An interesting turn of the plot is based in reality as Raleigh explains to May that the famous authors Nathaniel West and F. Scott Fitzgerald are on the train.

“They are not,” exclaims Austgen. “I read in the paper that they both died just a few days ago.”

“They’re on the train,” deadpans Aune. “They’re in the baggage car.” In a clever and well-researched fact, West and Fitzgerald did die within a few days of each other in 1940 and their coffins were placed on the same train headed back east. May soon learns that the reason Raleigh is going to New York is because he is a writer. Still, she tries to convince him to return to Kentucky.

“Having a couple of fits won’t kill you, so why are you following dead men?” asks May.

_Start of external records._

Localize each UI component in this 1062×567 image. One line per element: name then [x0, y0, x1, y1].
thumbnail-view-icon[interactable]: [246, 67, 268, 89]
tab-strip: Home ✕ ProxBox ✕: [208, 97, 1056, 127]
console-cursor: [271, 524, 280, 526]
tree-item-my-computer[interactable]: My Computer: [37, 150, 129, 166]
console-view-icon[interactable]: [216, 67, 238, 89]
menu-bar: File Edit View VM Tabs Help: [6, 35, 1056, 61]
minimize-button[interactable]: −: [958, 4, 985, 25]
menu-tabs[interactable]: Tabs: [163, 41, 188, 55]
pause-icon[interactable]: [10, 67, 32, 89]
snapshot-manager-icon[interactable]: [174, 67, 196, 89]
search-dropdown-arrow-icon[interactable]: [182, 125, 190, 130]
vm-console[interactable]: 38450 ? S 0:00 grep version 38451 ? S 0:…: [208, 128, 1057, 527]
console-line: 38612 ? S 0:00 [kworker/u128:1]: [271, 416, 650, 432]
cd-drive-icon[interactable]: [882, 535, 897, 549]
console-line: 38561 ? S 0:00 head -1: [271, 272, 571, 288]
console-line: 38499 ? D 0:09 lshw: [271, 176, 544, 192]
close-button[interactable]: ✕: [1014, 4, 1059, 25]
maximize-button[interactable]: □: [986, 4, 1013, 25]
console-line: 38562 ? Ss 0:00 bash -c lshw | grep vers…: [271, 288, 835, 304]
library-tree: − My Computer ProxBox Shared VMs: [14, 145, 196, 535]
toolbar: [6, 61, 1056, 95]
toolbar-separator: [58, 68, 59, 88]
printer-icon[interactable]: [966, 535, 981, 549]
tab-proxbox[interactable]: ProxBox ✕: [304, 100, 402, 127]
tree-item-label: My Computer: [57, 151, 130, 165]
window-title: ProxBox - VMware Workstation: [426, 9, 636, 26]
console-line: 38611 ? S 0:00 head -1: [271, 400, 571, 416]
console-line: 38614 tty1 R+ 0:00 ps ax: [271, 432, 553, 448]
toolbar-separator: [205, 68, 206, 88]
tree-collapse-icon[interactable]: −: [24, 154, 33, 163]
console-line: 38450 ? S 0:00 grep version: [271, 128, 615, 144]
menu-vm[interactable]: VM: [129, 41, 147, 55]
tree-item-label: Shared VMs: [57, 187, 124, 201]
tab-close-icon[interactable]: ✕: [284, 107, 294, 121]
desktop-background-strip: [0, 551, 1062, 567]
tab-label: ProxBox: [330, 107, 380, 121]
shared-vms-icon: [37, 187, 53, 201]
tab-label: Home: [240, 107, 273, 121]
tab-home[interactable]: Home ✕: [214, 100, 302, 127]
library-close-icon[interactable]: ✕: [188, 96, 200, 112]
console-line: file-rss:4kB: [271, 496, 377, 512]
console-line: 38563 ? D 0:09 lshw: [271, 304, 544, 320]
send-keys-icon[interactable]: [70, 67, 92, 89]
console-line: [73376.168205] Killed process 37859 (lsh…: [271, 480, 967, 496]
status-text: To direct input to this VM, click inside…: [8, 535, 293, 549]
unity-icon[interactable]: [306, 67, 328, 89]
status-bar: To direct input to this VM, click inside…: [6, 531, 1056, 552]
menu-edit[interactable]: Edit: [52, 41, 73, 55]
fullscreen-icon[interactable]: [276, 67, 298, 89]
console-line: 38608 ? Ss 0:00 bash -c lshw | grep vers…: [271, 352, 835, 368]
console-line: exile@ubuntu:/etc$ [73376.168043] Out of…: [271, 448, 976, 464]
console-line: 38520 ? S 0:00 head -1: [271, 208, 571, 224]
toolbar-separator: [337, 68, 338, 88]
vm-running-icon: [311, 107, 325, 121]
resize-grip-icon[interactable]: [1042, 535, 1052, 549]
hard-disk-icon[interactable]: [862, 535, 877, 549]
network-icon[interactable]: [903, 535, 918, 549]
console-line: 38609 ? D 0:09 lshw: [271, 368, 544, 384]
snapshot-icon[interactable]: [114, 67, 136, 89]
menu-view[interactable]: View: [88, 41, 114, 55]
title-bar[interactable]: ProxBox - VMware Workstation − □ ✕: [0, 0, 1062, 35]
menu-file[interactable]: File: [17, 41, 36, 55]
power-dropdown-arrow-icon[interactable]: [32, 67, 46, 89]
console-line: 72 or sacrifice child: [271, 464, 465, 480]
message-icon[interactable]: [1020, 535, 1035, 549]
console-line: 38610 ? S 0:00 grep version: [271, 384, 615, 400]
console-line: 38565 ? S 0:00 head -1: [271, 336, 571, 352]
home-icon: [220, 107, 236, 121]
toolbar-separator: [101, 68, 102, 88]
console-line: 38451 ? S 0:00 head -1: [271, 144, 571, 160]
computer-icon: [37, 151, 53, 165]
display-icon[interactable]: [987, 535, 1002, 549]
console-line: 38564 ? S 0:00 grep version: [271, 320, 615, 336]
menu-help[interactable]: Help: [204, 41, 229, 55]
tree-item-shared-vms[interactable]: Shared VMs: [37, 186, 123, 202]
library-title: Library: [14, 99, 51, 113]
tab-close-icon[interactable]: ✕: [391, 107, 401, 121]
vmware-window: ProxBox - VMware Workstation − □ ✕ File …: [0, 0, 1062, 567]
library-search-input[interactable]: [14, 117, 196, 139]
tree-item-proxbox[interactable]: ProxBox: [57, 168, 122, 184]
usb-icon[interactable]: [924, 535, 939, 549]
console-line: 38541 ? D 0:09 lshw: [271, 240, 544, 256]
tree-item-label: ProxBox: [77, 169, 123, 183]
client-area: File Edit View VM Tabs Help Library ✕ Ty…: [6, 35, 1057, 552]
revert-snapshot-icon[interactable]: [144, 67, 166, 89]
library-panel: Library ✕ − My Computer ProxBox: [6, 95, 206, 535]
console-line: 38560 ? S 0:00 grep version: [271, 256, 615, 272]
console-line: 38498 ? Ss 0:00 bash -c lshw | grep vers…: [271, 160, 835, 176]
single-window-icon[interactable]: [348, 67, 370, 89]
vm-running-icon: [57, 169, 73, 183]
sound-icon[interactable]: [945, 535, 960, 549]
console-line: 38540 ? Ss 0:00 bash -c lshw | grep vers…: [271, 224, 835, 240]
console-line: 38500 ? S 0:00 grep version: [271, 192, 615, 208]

May does convince him to return to Kentucky. We next see them, 18 months later, at the Nibroc (Corbin spelled backward) Festival, where May reveals that she has learned to drive, is teaching school, and is engaged to an itinerate preacher. Raleigh has gone to work on the Detroit auto lines, only to find that the lights of the factory trigger his epilepsy. As for Raleigh, his confidence has cracked while watching his buddies go off to war. A broken man, he is, as he says, “a prisoner in my own war.”

During this meeting, Raleigh and May give heated chase to each other’s fiery tempers until he cracks, and his anguished body is wracked by another epileptic fit.

Cut to 18 months later; Raleigh and May have finished having dinner with her parents. May’s fiancé has been killed and her brother shot down. As for Raleigh, he has spent some time in a Kentucky mental hospital, wrongly put there due to his epilepsy. May can’t get over how good Raleigh’s skin looks and constantly comments about it, until he realizes what has happened.
“It’s epilepsy, May,” he says as he doubles over with laughter. “It’s not leprosy.”

As Raleigh and May watch a distant lumber fire burn (cleverly represented by orange flickering lights and sound effects), they realize they have both come to love and need one another, warts and all. From the ashes, they’ve come through a terrible time in America’s history, not unscathed by their own fires, but tempered by them.

“We’re all sick on the inside,” says Raleigh. “Eventually it all shows on the outside—everything we’ve been through.”

“Nibroc” has ended its run, but if you have a chance to see this pair perform in further work, don’t miss the chance.

The Aurora Fox Theater Company will present Alan Ayckbourn’s “Comic Potential” from February 28 to March 30, and Howard Ashman’s “Little Shop of Horrors” from April 18 to May 18. The Aurora Fox Arts Center is located at 9900 E. Colfax Avenue, five blocks west of Havana.